I'm reading this fascinating book on city planning called "The Death and Life of Great American Cities" by Jane Jacobs. The book is specifically about cities and not suburbs, but there are some great sections on why certain neighborhoods or streets "work" and feel safe, and others don't. Since our neighborhoods here in Forest Park are very urban, a lot of the ideas translate.
Most enlightened people understand what "mixed-use" development means, and they support it, but I'm finding it interesting to read why it works. Jacobs says streets and sidewalks feel safe and are safe when there are many pairs of eyes on them. She said shopkeepers often take an active role in watching the street and intervening when there are problems, because they have an investment in keeping the street safe, and feel ownership of it.
That's why it's important to have shops and business that are open during different hours along streets. It's a little rarer to find residents who take that same ownership. In the book, Jacobs relates a story where she was visiting an unfamiliar neighborhood and had sat down for less than a minute on a bench at a bus stop when a woman on the other side of the street flung open her third-floor window to tell her the bus didn't run on Sundays and to direct her to the nearest bus route she could use. But those neighborhoods are rare. I'd say I live in one that is not quite that involved, but we do have a lot of residents who spend time in front of their houses on nice days, sitting on the porch or doing yard work, and we all get to the know the usual teenagers and other folks hiking up to the drug store or convenience store.
The reason I bring all this up is that we have a lot of new development going on in town, and we want to make sure it all "works." The Madison street building doesn't worry me at all. There are shops on the ground floor, and restaurants and bars all up and down the street. The condos are pricey, so the people who live there may not be the type to yell out their third-floor window, or even make the effort to call the police if they see something. Jacobs said it is common for wealthier people to be less involved in keeping an eye on the street, but streets in rich neighborhoods are still safe because there are doormen and drivers and nannies and dog walkers to keep an eye on the street.
Lack of engagement with the street won't really be a problem, though, because there is so much foot traffic on Madison. And we all know it feels much safer to walk on a street with other people than to walk down a dark, empty one. When I used to go running after dark, I always made a pass down Madison Street, because I knew there were sure to be people out and it made me feel comfortable. Sure, some of them were drunk and whistled at me, but there were plenty of other people who would have come to my aid if I fell or needed water or something.
The other developments have me a little worried. The Roos Building plan has gone through so many incarnations, I cannot recall if there is a plan for a coffee shop or stores on the lower level. I hope there is. The problem with the Roos Building is the courtyard. Jacobs explains that all the insular developments that face away from the street just end up abandoning their block of street frontage, and cultivating an empty yard. The grass looks nice, but there is no reason to walk through it because there is nothing there to get to. Consequently it is a big, empty space. And big empty spaces make people feel vulnerable at night.

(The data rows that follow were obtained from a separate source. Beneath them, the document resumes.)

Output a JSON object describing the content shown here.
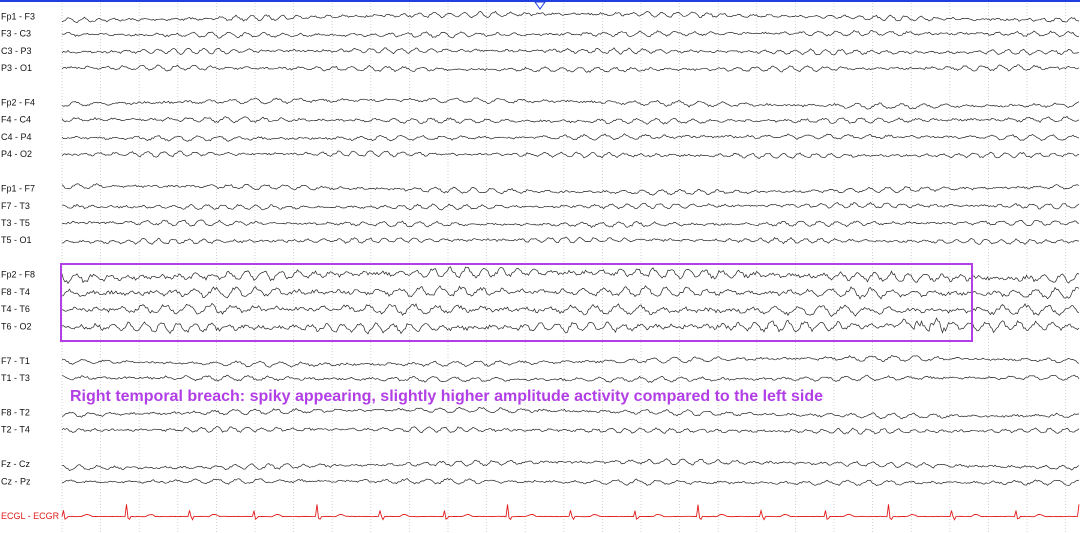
{
  "montage": [
    [
      "Fp1 - F3",
      "F3 - C3",
      "C3 - P3",
      "P3 - O1"
    ],
    [
      "Fp2 - F4",
      "F4 - C4",
      "C4 - P4",
      "P4 - O2"
    ],
    [
      "Fp1 - F7",
      "F7 - T3",
      "T3 - T5",
      "T5 - O1"
    ],
    [
      "Fp2 - F8",
      "F8 - T4",
      "T4 - T6",
      "T6 - O2"
    ],
    [
      "F7 - T1",
      "T1 - T3"
    ],
    [
      "F8 - T2",
      "T2 - T4"
    ],
    [
      "Fz - Cz",
      "Cz - Pz"
    ],
    [
      "ECGL - ECGR"
    ]
  ],
  "annotation": "Right temporal breach: spiky appearing, slightly higher amplitude activity compared to the left side"
}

If the units faced onto Harrison, they would add to the bustle of kids going to and from the pool and people visiting the diner.
Even more worrisome is the townhouse development going up by the Forest Park el stop, at Abell-Howe. As far as I now, nothing commercial is planned for this area, and it will be completely isolated. Given the number of homeless people who take the el to the end of the line and then just hang around, it seems like this upscale development might not turn out to be everything the planners envisioned. Because townhouse residents don't have to mow the lawn or rake the leaves, there won't really be any reason for them to come out of their houses, except to get in their cars.
A few might walk to the library, but everything else is a bit far for the casual walker. No one will even be driving through to get somewhere else. No one really drives through my neighborhood south of Roosevelt to get anywhere else, either, but the residents are out quite a bit, doing yard work or walking to the corner store. Since there will be no yard work and no corner store, I don't envision the development as a vibrant place.
I want it to be. I want it to succeed and provide taxes to fund the village and schools, and I want it to work. But I think someone is going to have to make an effort to make that area a part of the larger Forest Park community.
Whoever gets that job might want to read Jane Jacobs.